Podczas II wojny światowej willa staje się świadkiem dramatycznych chwil. W 1941 roku na piętrze budynku lokuje swoją siedzibę konsul włoski, podczas gdy rodzina Spirosa i Aline Alibertisów mieszka na dole. Wkrótce willę przejmują naziści. Gdy rozpoczynają się prześladowania salonickiej wspólnoty żydowskiej, ród Fernandez Diaz musi się ukrywać. Senior Dino postanawia uciekać do Italii i zabiera ze sobą większość członków rodziny. Przeprawiają się do Włoch statkiem, a następnie kierują na północ, zamieszkując w hotelu w rejonie jeziora Maggiore (miejscowość Meina). Nie mają szczęścia. Zauważa ich SS i tu, w Piemoncie, zostają zamordowani. Z całego rodu Fernandez Diaz uda się przetrwać tylko Aline, którą „ratuje” wyznanie chrześcijańskie, i Ninie, jej siostrze, która mieszka w Paryżu. Po wojennej zawierusze Alibertisowie nadal mieszkają w swojej willi, na parterze, aż do 1965 roku. Wówczas kochający się małżonkowie umierają w krótkim odstępie czasu.

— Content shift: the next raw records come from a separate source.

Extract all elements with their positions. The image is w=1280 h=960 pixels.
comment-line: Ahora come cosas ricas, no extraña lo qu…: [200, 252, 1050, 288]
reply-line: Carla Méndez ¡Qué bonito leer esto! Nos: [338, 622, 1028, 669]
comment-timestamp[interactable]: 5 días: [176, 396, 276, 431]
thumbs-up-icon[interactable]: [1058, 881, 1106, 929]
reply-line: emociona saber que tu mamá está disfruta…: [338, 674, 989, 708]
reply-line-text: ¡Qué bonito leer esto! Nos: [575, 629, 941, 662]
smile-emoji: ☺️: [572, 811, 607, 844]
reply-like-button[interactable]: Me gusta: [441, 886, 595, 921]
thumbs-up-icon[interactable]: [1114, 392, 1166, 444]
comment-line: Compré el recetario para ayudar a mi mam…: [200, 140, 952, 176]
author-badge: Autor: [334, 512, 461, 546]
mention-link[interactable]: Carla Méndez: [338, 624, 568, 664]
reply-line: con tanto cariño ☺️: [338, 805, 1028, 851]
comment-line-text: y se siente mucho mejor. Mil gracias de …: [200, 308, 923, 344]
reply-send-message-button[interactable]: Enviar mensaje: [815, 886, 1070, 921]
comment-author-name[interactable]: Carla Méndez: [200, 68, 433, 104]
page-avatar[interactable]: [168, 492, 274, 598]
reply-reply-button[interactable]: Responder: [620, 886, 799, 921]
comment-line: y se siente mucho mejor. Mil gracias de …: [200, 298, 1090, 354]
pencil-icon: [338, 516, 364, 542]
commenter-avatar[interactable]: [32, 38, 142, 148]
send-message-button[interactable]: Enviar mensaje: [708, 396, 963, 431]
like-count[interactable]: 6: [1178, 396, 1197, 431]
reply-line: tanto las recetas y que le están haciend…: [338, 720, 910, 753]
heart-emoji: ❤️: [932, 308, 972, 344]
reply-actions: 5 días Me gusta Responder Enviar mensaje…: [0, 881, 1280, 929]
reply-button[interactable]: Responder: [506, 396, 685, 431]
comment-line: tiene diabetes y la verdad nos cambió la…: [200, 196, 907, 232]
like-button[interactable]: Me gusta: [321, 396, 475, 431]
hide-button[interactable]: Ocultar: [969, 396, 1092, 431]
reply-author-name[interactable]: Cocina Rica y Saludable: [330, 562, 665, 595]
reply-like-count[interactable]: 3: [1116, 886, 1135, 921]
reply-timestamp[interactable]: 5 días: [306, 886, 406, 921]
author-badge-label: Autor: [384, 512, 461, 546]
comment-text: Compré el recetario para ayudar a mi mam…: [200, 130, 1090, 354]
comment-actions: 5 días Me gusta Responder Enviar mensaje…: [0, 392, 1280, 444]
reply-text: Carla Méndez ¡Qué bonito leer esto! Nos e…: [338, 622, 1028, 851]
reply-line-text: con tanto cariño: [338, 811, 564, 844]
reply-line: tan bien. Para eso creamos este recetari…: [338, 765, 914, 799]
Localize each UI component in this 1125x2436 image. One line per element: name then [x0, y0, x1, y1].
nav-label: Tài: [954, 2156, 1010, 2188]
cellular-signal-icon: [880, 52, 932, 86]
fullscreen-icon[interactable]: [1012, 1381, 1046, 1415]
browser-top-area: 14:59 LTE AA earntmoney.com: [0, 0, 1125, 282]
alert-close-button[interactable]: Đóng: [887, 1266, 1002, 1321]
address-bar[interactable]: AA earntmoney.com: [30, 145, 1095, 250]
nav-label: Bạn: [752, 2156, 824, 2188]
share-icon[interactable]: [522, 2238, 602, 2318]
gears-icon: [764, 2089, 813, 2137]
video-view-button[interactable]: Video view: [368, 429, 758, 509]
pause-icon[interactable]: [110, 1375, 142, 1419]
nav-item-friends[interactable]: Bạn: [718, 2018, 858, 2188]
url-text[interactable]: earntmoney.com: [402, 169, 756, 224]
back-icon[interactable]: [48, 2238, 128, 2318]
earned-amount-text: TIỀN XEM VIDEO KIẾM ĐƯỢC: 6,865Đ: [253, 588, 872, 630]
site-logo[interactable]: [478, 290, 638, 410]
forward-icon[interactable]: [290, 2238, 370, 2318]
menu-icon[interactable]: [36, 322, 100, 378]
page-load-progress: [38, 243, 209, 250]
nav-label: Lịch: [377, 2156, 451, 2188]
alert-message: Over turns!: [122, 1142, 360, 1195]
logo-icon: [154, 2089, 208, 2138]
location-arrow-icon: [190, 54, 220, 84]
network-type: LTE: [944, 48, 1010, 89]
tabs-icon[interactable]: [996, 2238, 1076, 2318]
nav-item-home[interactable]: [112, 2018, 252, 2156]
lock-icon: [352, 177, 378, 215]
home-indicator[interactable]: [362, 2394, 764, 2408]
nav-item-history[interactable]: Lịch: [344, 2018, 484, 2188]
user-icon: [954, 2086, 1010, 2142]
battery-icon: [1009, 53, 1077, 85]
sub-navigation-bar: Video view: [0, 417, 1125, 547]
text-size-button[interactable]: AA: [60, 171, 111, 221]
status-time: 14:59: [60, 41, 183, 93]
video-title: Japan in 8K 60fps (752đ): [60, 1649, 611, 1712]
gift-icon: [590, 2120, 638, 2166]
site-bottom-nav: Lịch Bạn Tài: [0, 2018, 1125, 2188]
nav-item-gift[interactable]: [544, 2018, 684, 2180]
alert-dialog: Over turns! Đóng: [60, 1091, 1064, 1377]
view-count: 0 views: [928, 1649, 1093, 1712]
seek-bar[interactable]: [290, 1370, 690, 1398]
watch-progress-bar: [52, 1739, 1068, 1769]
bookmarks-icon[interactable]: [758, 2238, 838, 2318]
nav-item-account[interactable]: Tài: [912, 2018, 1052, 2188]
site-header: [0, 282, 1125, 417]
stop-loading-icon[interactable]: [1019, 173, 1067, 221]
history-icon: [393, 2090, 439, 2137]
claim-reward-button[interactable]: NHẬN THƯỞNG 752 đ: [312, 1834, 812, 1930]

W czasie wojny ginie również Pietro Arrigoni. Pewnego dnia 1940 roku do jego domu w Salonikach włamuje się złoczyńca. Pietro ginie z jego rąk. Potomkowie architekta pozostają aktywni w życiu miasta, wnosząc niemało do kulturalnych sfer Salonik. Wnuk Kostis Moskof (Κωστής Μοσκώφ, 1939-1998), syn Aminy, ostatniej córki Arrigoniego, staje się cenionym salonickim poetą, pisarzem, tłumaczem. Sławę zdobywa m.in. za sprawą przekładów poezji żydowskiej i arabskiej na język nowogrecki. Zostaje też reporterem mediów greckich w Jerozolimie oraz attaché do spraw edukacji przy greckiej ambasadzie w Kairze. Głęboko zainteresowany sprawami Bliskiego Wschodu, do końca życia pozostaje orędownikiem dialogu i pokoju w regionie.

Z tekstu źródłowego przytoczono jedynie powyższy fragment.